In digging through my memories, I suddenly hit upon Girl Scouts. I faithfully buy my quota of Girl Scout cookies every year. You would think this memory should have come several months ago as I ate a whole box of mint cookies (not all at once mind you, just several at a time) and as I munched … well here it is.
Girl Scouts became a part of my life as my three girls reached Scouting age. We moved west and as I looked for a scout troop for Amelia and a Brownie troop for Katie, I found myself very much involved. It started when I tried to find a Cub Scout group for Bill.
“Oh, will you be a den mother?” was the response I got. I had been a scout briefly as a teen-ager, but I knew nothing about Boy Scouts, or much about boys, in fact, having grown up with one sister and mostly girl cousins.
“I am working with a Brownie troop,” says I.
“Oh, well then here is the information about a den for him.” They did figure I could not do both. Bill joined his den briefly, and later when he reached Boy Scout age he was in a very active and wonderful troop.
After our first year in Bellingham, we moved to a new house which meantnew schools, and thus a new search for troops nearer to home. Once again I was involved, first assisting and then as the leader. As my girls moved into the Cadette and Senior levels, I remained behind with the Junior troop.
Oh the memories. Thirty girls singing all the songs I knew. The games they played, camp outs—-
This memory I can’t resist sharing first:
There was one girl in our troop who wasn’t particularly liked and was always on the outside of whatever was going on. She was the last one selected to join in any activity. She just didn’t quite fit in and try as we could, my co-leader and I, had to constantly find a way to include her. She was a 5th grader and a classmate of some of the girls as they all attended the same school.
This was a time before special needs children were integrated into the classroom. They were usually placed in a separate classroom and often in a different school than their neighborhood school. This particular school had no special class for these kids. At that time the term “special needs” was not used.
At some point, mid year, testing was done and this particular child was declared “special needs” ( don’t ask me why it took so long to figure this out). However, she remained in the school and with the same teacher but help was provided for her… maybe the start of integrating the special education into a regular class.
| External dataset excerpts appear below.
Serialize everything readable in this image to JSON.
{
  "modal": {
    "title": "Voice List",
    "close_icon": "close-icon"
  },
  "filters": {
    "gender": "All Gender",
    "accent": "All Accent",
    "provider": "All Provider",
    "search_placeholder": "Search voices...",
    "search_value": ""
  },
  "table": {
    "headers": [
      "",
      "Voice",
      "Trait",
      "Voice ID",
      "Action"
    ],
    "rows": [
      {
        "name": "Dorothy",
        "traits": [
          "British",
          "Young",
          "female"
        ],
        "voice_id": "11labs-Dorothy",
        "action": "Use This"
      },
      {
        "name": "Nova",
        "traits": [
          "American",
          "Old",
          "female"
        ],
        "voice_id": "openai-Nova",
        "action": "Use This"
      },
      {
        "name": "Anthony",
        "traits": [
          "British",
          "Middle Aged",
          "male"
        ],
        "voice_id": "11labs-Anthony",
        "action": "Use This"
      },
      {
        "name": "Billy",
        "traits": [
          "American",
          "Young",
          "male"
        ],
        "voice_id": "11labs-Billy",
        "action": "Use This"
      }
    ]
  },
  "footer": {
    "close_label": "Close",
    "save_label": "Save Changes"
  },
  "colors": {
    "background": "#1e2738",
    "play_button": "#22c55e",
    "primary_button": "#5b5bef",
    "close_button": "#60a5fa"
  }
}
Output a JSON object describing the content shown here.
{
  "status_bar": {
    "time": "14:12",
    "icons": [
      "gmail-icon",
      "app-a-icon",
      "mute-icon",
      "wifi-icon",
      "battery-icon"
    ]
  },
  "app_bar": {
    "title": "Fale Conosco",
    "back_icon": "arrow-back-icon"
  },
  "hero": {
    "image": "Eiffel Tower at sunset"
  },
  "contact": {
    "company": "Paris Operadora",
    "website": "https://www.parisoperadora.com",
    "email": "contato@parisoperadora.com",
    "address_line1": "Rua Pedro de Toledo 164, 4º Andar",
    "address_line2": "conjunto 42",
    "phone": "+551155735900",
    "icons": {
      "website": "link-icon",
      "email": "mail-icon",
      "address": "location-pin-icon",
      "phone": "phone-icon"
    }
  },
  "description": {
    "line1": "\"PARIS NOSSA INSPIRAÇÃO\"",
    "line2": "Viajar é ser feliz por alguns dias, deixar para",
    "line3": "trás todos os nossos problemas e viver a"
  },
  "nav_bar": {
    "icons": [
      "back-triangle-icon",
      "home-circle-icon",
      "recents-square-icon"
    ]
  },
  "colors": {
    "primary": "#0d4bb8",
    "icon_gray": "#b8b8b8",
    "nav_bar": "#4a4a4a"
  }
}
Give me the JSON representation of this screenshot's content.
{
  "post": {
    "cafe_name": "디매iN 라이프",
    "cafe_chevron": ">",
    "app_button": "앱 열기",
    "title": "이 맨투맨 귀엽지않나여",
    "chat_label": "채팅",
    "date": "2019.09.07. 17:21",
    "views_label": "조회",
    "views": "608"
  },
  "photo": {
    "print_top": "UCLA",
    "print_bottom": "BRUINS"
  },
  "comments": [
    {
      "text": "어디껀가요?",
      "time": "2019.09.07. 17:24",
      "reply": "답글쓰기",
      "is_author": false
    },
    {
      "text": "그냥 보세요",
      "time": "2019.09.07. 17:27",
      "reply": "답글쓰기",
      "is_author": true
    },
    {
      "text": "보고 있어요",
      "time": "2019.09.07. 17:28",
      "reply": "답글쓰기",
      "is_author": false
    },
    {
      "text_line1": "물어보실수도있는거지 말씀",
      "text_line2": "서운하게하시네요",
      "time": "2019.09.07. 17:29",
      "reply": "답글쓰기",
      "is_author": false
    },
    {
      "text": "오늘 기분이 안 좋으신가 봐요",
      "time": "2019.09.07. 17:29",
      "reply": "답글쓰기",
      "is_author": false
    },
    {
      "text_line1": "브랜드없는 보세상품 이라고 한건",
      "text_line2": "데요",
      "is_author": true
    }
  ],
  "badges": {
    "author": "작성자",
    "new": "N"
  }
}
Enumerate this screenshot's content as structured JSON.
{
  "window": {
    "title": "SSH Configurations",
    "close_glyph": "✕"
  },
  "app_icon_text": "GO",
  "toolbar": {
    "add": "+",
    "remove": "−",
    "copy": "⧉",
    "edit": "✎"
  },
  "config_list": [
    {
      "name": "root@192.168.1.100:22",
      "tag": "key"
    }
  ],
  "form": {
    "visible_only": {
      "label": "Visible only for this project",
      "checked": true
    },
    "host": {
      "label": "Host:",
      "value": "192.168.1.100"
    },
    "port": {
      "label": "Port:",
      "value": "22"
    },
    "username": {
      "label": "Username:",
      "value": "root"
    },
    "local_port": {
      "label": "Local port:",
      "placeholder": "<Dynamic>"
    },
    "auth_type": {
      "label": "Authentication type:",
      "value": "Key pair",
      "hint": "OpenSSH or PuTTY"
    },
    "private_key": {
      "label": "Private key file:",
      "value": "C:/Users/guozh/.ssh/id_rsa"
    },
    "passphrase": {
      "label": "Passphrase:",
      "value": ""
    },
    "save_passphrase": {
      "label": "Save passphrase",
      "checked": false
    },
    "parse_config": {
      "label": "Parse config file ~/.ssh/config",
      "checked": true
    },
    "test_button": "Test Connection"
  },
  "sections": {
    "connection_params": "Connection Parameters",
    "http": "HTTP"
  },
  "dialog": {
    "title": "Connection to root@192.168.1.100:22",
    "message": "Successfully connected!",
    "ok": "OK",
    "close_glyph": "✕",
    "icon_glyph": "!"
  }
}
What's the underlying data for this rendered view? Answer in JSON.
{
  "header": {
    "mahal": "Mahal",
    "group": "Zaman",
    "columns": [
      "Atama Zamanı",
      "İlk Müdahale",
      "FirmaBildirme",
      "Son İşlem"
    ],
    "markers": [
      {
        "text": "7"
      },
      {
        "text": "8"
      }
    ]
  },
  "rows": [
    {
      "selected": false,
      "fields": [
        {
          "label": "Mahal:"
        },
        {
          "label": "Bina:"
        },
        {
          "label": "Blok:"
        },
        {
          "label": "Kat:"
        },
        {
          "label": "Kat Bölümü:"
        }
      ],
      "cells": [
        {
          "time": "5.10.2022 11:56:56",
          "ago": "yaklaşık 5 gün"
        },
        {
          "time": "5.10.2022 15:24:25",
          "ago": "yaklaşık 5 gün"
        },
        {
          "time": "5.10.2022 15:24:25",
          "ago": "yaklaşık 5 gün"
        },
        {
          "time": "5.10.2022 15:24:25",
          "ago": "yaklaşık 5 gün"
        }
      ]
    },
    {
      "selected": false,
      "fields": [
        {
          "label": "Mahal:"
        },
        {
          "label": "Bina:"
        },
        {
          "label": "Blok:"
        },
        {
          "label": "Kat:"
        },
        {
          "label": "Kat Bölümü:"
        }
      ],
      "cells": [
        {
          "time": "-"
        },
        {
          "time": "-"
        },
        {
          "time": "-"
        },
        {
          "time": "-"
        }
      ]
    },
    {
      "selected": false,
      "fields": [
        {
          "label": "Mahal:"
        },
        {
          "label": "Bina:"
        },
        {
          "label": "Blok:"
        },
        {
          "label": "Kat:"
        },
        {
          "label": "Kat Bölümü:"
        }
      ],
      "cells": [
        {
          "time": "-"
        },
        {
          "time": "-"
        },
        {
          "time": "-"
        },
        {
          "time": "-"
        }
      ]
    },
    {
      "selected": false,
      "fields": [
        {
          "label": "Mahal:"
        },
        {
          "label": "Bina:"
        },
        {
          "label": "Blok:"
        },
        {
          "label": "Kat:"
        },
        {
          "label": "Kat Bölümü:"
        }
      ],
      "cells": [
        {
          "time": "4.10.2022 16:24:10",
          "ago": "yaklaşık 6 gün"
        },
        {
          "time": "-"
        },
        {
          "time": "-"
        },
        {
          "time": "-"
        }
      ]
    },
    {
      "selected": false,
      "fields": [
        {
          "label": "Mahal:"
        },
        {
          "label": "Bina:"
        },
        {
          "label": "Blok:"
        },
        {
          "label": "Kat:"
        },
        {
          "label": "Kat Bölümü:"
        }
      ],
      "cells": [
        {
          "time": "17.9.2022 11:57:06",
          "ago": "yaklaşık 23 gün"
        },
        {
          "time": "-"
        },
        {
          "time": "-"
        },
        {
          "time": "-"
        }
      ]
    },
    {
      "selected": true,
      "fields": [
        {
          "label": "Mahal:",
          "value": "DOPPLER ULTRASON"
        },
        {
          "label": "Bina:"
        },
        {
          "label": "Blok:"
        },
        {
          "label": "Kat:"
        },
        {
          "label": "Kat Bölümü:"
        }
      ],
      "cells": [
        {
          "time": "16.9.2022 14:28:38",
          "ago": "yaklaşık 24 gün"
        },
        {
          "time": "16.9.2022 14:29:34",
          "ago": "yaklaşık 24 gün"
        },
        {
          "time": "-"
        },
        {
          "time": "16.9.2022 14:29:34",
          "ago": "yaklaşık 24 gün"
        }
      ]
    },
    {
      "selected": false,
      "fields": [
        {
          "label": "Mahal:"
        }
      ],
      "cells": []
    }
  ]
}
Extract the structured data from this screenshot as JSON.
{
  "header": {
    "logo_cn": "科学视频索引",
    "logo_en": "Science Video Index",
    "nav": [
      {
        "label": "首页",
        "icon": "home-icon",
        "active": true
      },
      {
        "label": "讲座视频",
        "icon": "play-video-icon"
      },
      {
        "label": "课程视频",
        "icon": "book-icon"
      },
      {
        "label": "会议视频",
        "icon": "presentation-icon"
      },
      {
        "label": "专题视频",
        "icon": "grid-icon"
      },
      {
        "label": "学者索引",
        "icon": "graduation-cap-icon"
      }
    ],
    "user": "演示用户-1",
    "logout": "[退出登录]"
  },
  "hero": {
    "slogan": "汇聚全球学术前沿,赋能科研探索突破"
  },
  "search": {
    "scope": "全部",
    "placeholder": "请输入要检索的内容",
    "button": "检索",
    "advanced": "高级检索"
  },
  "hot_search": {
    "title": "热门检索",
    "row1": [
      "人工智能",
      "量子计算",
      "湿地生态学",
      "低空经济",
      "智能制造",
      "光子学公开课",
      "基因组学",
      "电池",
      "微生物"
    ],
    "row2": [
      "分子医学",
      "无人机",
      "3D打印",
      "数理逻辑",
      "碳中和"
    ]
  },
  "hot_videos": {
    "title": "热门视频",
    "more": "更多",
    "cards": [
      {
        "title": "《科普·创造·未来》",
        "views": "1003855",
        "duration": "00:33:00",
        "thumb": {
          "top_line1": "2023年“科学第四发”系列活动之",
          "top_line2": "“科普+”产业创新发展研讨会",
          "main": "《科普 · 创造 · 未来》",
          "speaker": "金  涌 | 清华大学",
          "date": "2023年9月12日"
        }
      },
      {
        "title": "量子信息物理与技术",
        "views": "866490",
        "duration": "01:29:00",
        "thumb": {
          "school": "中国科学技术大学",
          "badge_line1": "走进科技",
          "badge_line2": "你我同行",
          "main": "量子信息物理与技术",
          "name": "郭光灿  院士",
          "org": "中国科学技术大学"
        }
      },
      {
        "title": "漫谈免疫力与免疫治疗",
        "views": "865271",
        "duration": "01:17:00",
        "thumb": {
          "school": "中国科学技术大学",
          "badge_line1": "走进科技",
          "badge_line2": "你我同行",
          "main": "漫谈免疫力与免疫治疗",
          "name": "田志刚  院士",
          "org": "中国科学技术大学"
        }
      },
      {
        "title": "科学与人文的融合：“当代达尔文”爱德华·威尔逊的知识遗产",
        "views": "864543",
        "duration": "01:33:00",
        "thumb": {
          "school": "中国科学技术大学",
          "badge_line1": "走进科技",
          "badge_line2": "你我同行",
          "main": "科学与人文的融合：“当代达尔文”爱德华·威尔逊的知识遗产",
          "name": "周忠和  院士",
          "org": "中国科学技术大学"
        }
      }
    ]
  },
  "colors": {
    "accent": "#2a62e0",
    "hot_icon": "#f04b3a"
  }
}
The girls learned of this. How could they not as J was taken out for special help but remained for most of the school activities. This helped the girls in the troop realize that J couldn’t help who she was. Suddenly she was the first selected for the games, the first to be chosen as a tent mate, the first to be chosen to be in a patrol.
I was so proud of my troop as they found a way to include J in everything. This was true Scouting at its best.
It is interesting that my daughter’s mind turns to Scouting at the same time mine does. I read her blog about camp and returned to the start of my Scouting story. There is more to come. So many memories and so much fun.